I did not intend to write about Brexit given the extensive analyses flooding the media and the fact that almost everything to be said, and more, had already been voiced on the issue. However, I was intrigued by a poignant statement made by an English friend of mine on Facebook which I deemed to be, literally, "dramatic political criticism" and, as such, posted it on my personal wall.
My friend, who wants to remain anonymous, wrote:
"Never have I expressed political opinion here on Facebook but what a truly terrible day.
Sadness, heartbreak and shame for turning our backs on our friends.
Whoever said a referendum is democracy? It was won on the backs of the poor and old, who would take us back in time 100 years! Of the young, 75% opted to remain. It is their future, yet they were not heard!
Who knows where we are headed, the breakup of the EU? the UK?
What a catastrophe. What an unmitigated disaster!"
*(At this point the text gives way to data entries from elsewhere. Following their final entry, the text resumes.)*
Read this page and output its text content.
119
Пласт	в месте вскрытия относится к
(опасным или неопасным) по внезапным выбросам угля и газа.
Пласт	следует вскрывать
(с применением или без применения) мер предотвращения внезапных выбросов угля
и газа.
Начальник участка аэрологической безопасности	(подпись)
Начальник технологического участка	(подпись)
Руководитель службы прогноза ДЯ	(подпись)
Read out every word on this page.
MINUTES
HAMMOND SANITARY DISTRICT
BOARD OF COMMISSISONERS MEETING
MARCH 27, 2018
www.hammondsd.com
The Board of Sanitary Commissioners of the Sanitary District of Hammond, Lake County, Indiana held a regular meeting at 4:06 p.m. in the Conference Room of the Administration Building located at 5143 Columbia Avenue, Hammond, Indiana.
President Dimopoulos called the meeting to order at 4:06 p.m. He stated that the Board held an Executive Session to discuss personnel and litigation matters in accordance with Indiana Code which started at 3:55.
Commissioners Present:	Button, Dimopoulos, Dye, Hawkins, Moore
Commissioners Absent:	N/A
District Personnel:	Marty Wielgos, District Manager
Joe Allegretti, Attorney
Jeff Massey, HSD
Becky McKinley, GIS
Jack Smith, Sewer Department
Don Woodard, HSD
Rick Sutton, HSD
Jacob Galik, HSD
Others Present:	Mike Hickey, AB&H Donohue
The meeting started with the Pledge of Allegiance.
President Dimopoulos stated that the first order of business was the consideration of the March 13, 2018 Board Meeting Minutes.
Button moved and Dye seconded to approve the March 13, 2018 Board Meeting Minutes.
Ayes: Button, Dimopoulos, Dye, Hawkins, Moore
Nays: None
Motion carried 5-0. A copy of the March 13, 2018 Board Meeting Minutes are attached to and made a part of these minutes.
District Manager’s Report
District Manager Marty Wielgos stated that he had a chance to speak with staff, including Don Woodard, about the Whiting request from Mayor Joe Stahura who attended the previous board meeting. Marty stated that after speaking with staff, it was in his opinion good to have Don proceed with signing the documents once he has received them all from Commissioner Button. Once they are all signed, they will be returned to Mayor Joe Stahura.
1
Immediately, these comments sparked a heated rivalry among my Greek friends on my wall, with many savagely attacking my Brit friend who dared opine on the following realities of the vote:
1) that Brexit was championed by the elderly, unproductive citizens of Britain who were swept away by the dry nationalism of demagogue politicians;
2) that Brexit was rejected by 75% of Britain's youth, as young people envision their future in the arms of a united Europe;
3) that Brexit prevailed through a referendum that did not reflect the choice of many categories of the United Kingdom's citizens even though it garnered 52% of the votes cast.
The attacks from my Greek friends came in the form of a verbal tirade, accusing my friend of railing against the old and the poor and relegating them to second-class citizens.
The assault continued with inarticulate shouts of nationalist slogans and boasts that the British chose to protect their national integrity, their historic consciousness, their borders, etc.
As such, and in order to set the record straight and place the political phenomena in their true dimension, I would like to state the following:
1) the Britons that cast their ballot in favor of Brexit were, indeed, mostly elderly and economically challenged. They voted for a Britain without strangers, without economic migrants whom they perceive as stealing their jobs, unfortunately echoing the rhetoric of Europe's neo-fascist parties (such as "The National Front" in France and the "Golden Dawn" in Greece) as well as that of Donald Trump who has based his electoral campaign on the closing of America's borders;
2) that the austere economic policies that were imposed upon Greece by the Europeans played no role in the outcome. On the contrary, these measures that degraded, humiliated and devastated the livelihood of Greece continue to provide the English with the benefit of bargain holidays;
3) that the "Brexiters" were lost in the belief that they could withdraw behind the protective cover of an erstwhile British Empire by sheltering themselves from an overreaching European bureaucracy.
Undoubtedly, Brexit is the tantamount blow to the free movement of people and ideas within a united Europe, a historical achievement that was built on the blood of war and conflict. And it is precisely this idea of an "un-united" Europe that is the most tragic consequence of the referendum, an idea that brings us back to centuries of hatred and isolationism.
As such, the dire ramifications of Brexit, beyond the short-term consequences for the global economic environment which are easily reversible given that Britain never adopted the euro, are that it may lead to an explosion of popularity of the aforementioned fascist and nationalist parties in the heart of Europe and bring about a total unravelling of the bonds of the continent.
Brexit is a wound that will bleed for years. The comments of my English friend are the dramatic cries of anguish of a young man against a result brought about by a misguided referendum through the unbearable lightness of electioneering!